Lømo had discovered a mechanism whereby experience-dependent electrical activity increases the efficacy of inter-cellular signalling in the nervous system. In LTP, memories are formed by the strengthening and re-arrangement of synaptic connections. This involves a change in the morphology of the cells involved. Numerous synapses are located on a neuron’s dendritic spines, tiny projections found on the dendrites of the cell. The re-arrangement of synaptic connections during memory formation – and forgetting – involves the formation of new spines and the retraction of old ones. It is this process which results in the strengthening or weakening of synaptic connections.

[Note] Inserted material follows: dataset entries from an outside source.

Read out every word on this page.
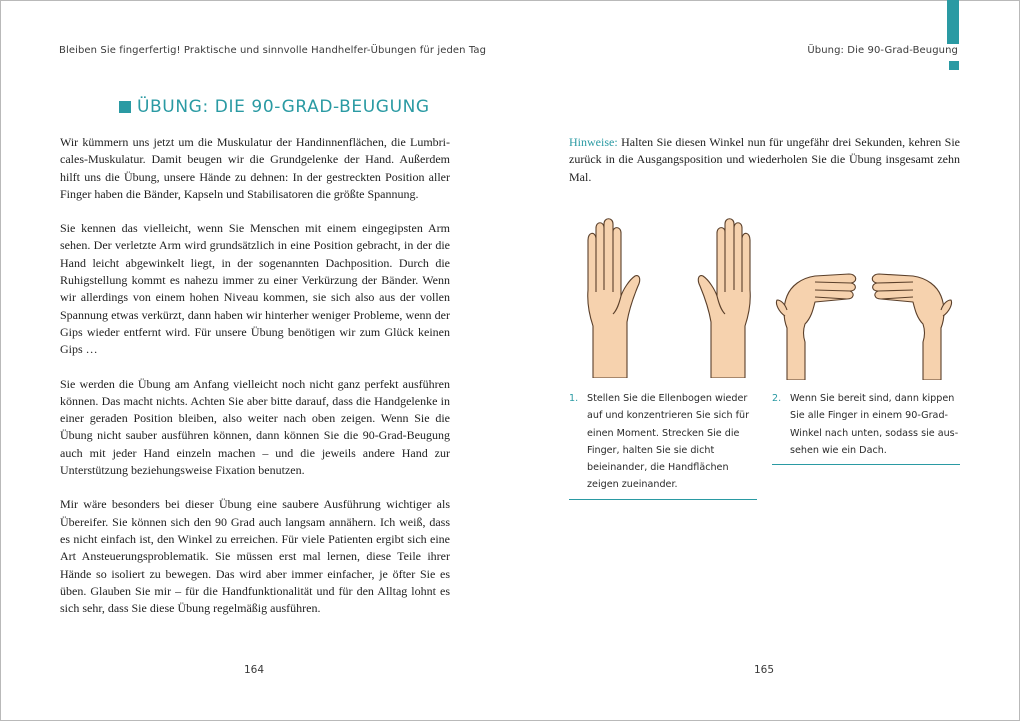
Bleiben Sie fingerfertig! Praktische und sinnvolle Handhelfer-Übungen für jeden Tag	Übung: Die 90-Grad-Beugung
ÜBUNG: DIE 90-GRAD-BEUGUNG

Wir kümmern uns jetzt um die Muskulatur der Handinnenflächen, die Lumbricales-Muskulatur. Damit beugen wir die Grundgelenke der Hand. Außerdem hilft uns die Übung, unsere Hände zu dehnen: In der gestreckten Position aller Finger haben die Bänder, Kapseln und Stabilisatoren die größte Spannung.

Sie kennen das vielleicht, wenn Sie Menschen mit einem eingegipsten Arm sehen. Der verletzte Arm wird grundsätzlich in eine Position gebracht, in der die Hand leicht abgewinkelt liegt, in der sogenannten Dachposition. Durch die Ruhigstellung kommt es nahezu immer zu einer Verkürzung der Bänder. Wenn wir allerdings von einem hohen Niveau kommen, sie sich also aus der vollen Spannung etwas verkürzt, dann haben wir hinterher weniger Probleme, wenn der Gips wieder entfernt wird. Für unsere Übung benötigen wir zum Glück keinen Gips …

Sie werden die Übung am Anfang vielleicht noch nicht ganz perfekt ausführen können. Das macht nichts. Achten Sie aber bitte darauf, dass die Handgelenke in einer geraden Position bleiben, also weiter nach oben zeigen. Wenn Sie die Übung nicht sauber ausführen können, dann können Sie die 90-Grad-Beugung auch mit jeder Hand einzeln machen – und die jeweils andere Hand zur Unterstützung beziehungsweise Fixation benutzen.

Mir wäre besonders bei dieser Übung eine saubere Ausführung wichtiger als Übereifer. Sie können sich den 90 Grad auch langsam annähern. Ich weiß, dass es nicht einfach ist, den Winkel zu erreichen. Für viele Patienten ergibt sich eine Art Ansteuerungsproblematik. Sie müssen erst mal lernen, diese Teile ihrer Hände so isoliert zu bewegen. Das wird aber immer einfacher, je öfter Sie es üben. Glauben Sie mir – für die Handfunktionalität und für den Alltag lohnt es sich sehr, dass Sie diese Übung regelmäßig ausführen.

Hinweise: Halten Sie diesen Winkel nun für ungefähr drei Sekunden, kehren Sie zurück in die Ausgangsposition und wiederholen Sie die Übung insgesamt zehn Mal.
1. Stellen Sie die Ellenbogen wieder auf und konzentrieren Sie sich für einen Moment. Strecken Sie die Finger, halten Sie sie dicht beieinander, die Handflächen zeigen zueinander.
2. Wenn Sie bereit sind, dann kippen Sie alle Finger in einem 90-Grad-Winkel nach unten, sodass sie aussehen wie ein Dach.
164	165
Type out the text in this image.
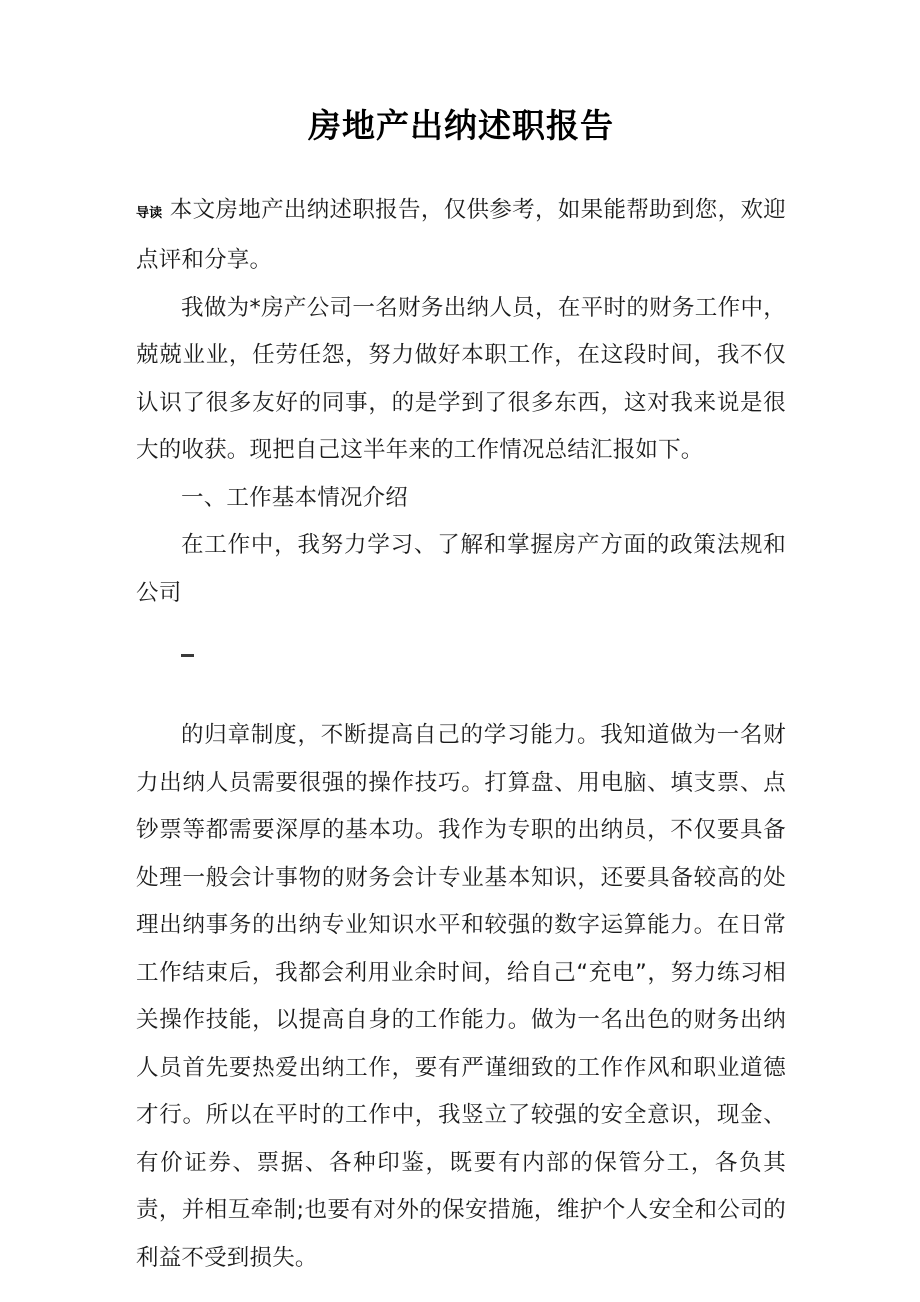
房地产出纳述职报告

导读 本文房地产出纳述职报告，仅供参考，如果能帮助到您，欢迎 点评和分享。

我做为*房产公司一名财务出纳人员，在平时的财务工作中，兢兢业业，任劳任怨，努力做好本职工作，在这段时间，我不仅认识了很多友好的同事，的是学到了很多东西，这对我来说是很大的收获。现把自己这半年来的工作情况总结汇报如下。

一、工作基本情况介绍

在工作中，我努力学习、了解和掌握房产方面的政策法规和公司

的归章制度，不断提高自己的学习能力。我知道做为一名财力出纳人员需要很强的操作技巧。打算盘、用电脑、填支票、点钞票等都需要深厚的基本功。我作为专职的出纳员，不仅要具备处理一般会计事物的财务会计专业基本知识，还要具备较高的处理出纳事务的出纳专业知识水平和较强的数字运算能力。在日常工作结束后，我都会利用业余时间，给自己“充电”，努力练习相关操作技能，以提高自身的工作能力。做为一名出色的财务出纳人员首先要热爱出纳工作，要有严谨细致的工作作风和职业道德才行。所以在平时的工作中，我竖立了较强的安全意识，现金、有价证券、票据、各种印鉴，既要有内部的保管分工，各负其责，并相互牵制;也要有对外的保安措施，维护个人安全和公司的利益不受到损失。
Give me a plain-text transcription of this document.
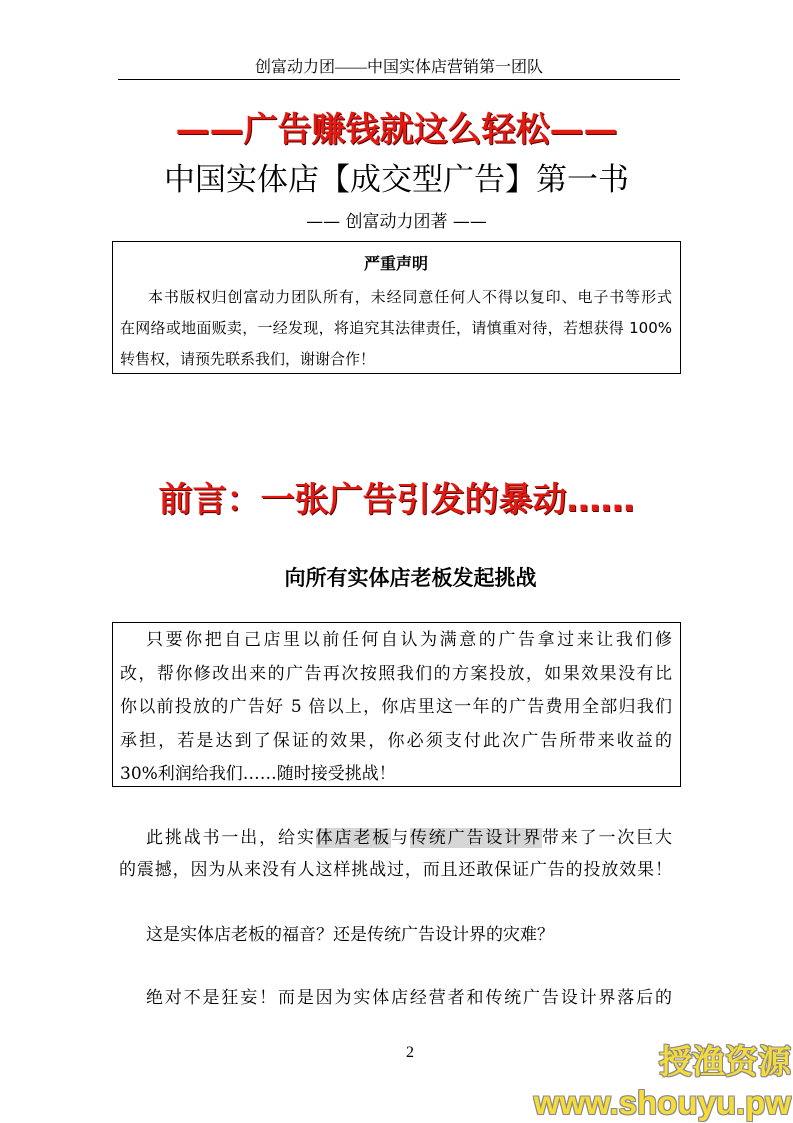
创富动力团——中国实体店营销第一团队
——广告赚钱就这么轻松——
中国实体店【成交型广告】第一书
—— 创富动力团著 ——
严重声明
本书版权归创富动力团队所有，未经同意任何人不得以复印、电子书等形式
在网络或地面贩卖，一经发现，将追究其法律责任，请慎重对待，若想获得 100%
转售权，请预先联系我们，谢谢合作！
前言：一张广告引发的暴动……
向所有实体店老板发起挑战
只要你把自己店里以前任何自认为满意的广告拿过来让我们修
改，帮你修改出来的广告再次按照我们的方案投放，如果效果没有比
你以前投放的广告好 5 倍以上，你店里这一年的广告费用全部归我们
承担，若是达到了保证的效果，你必须支付此次广告所带来收益的
30%利润给我们……随时接受挑战！
此挑战书一出，给实体店老板与传统广告设计界带来了一次巨大
的震撼，因为从来没有人这样挑战过，而且还敢保证广告的投放效果！
这是实体店老板的福音？还是传统广告设计界的灾难？
绝对不是狂妄！而是因为实体店经营者和传统广告设计界落后的
2	授渔资源
www.shouyu.pw
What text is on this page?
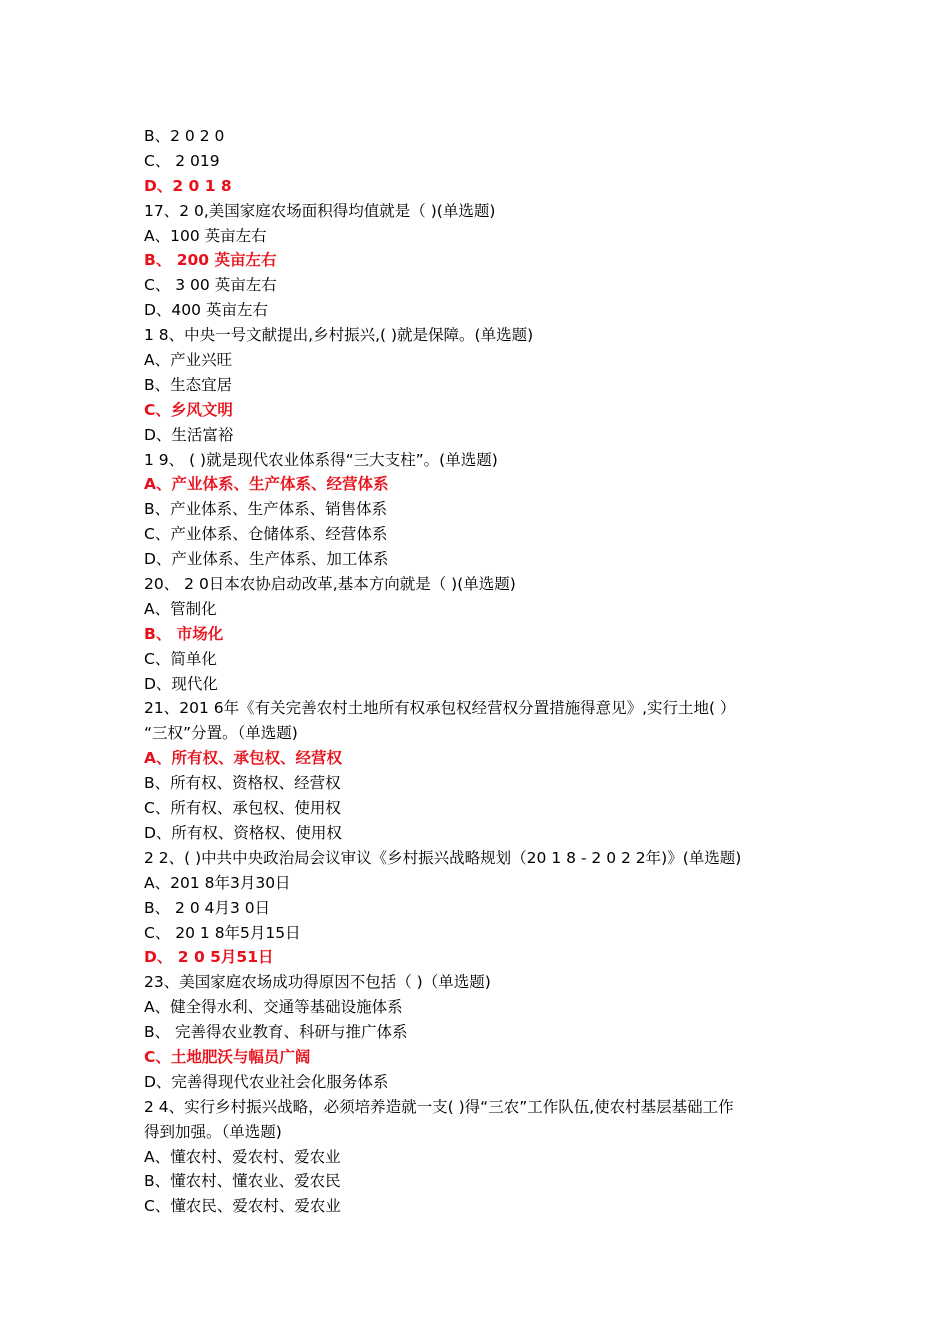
B、2 0 2 0
C、 2 019
D、2 0 1 8
17、2 0,美国家庭农场面积得均值就是（ )(单选题)
A、100 英亩左右
B、 200 英亩左右
C、 3 00 英亩左右
D、400 英亩左右
1 8、中央一号文献提出,乡村振兴,( )就是保障。(单选题)
A、产业兴旺
B、生态宜居
C、乡风文明
D、生活富裕
1 9、 ( )就是现代农业体系得“三大支柱”。(单选题)
A、产业体系、生产体系、经营体系
B、产业体系、生产体系、销售体系
C、产业体系、仓储体系、经营体系
D、产业体系、生产体系、加工体系
20、 2 0日本农协启动改革,基本方向就是（ )(单选题)
A、管制化
B、 市场化
C、简单化
D、现代化
21、201 6年《有关完善农村土地所有权承包权经营权分置措施得意见》,实行土地( ）
“三权”分置。（单选题)
A、所有权、承包权、经营权
B、所有权、资格权、经营权
C、所有权、承包权、使用权
D、所有权、资格权、使用权
2 2、( )中共中央政治局会议审议《乡村振兴战略规划（20 1 8 - 2 0 2 2年)》(单选题)
A、201 8年3月30日
B、 2 0 4月3 0日
C、 20 1 8年5月15日
D、 2 0 5月51日
23、美国家庭农场成功得原因不包括（ )（单选题)
A、健全得水利、交通等基础设施体系
B、 完善得农业教育、科研与推广体系
C、土地肥沃与幅员广阔
D、完善得现代农业社会化服务体系
2 4、实行乡村振兴战略，必须培养造就一支( )得“三农”工作队伍,使农村基层基础工作
得到加强。（单选题)
A、懂农村、爱农村、爱农业
B、懂农村、懂农业、爱农民
C、懂农民、爱农村、爱农业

Underlying these changes in neuronal connectivity is the actin cytoskeleton, a cellular scaffold involved in a wide variety of cell functions. For example, it is along the cytoskeleton that chromosomes are segregated prior to cell division, and along which newly-formed synaptic vesicles, filled with neurotransmitter molecules, are transported to the nerve cell terminal. The cytoskeleton, stained green in the image on the left, is composed of microtubules (made of tubulin molecules), micro- filaments (made of actin molecules) and intermiediate filaments. It is a highly dynamic structure – the length of individual microtubules or microfilaments within the cytoskeleton changes constantly, by the addition or removal of its component molecules at one end or the other (polymerization and depolymerization, respectively).
In an advance online publication in the Proceedings of the National Academy of Sciences, Italian researchers describe experiments in which memory and learning were enhanced by a bacterial toxin which induces polymerization of cytoskeletal molecules.
Carla Fiorentini and her colleagues injected cytotoxic necrotizing factor 1 (CNF1), a toxic protein synthesized by the bacterium Escherichia coli, directly into the cerebral ventricles of mice. CNF1 exerts its effects by activating a group of proteins called Rho GTPases, a family of related proteins that are involved in a wide variety of functions, including regulating the polymerization of the actin cytoskeleton.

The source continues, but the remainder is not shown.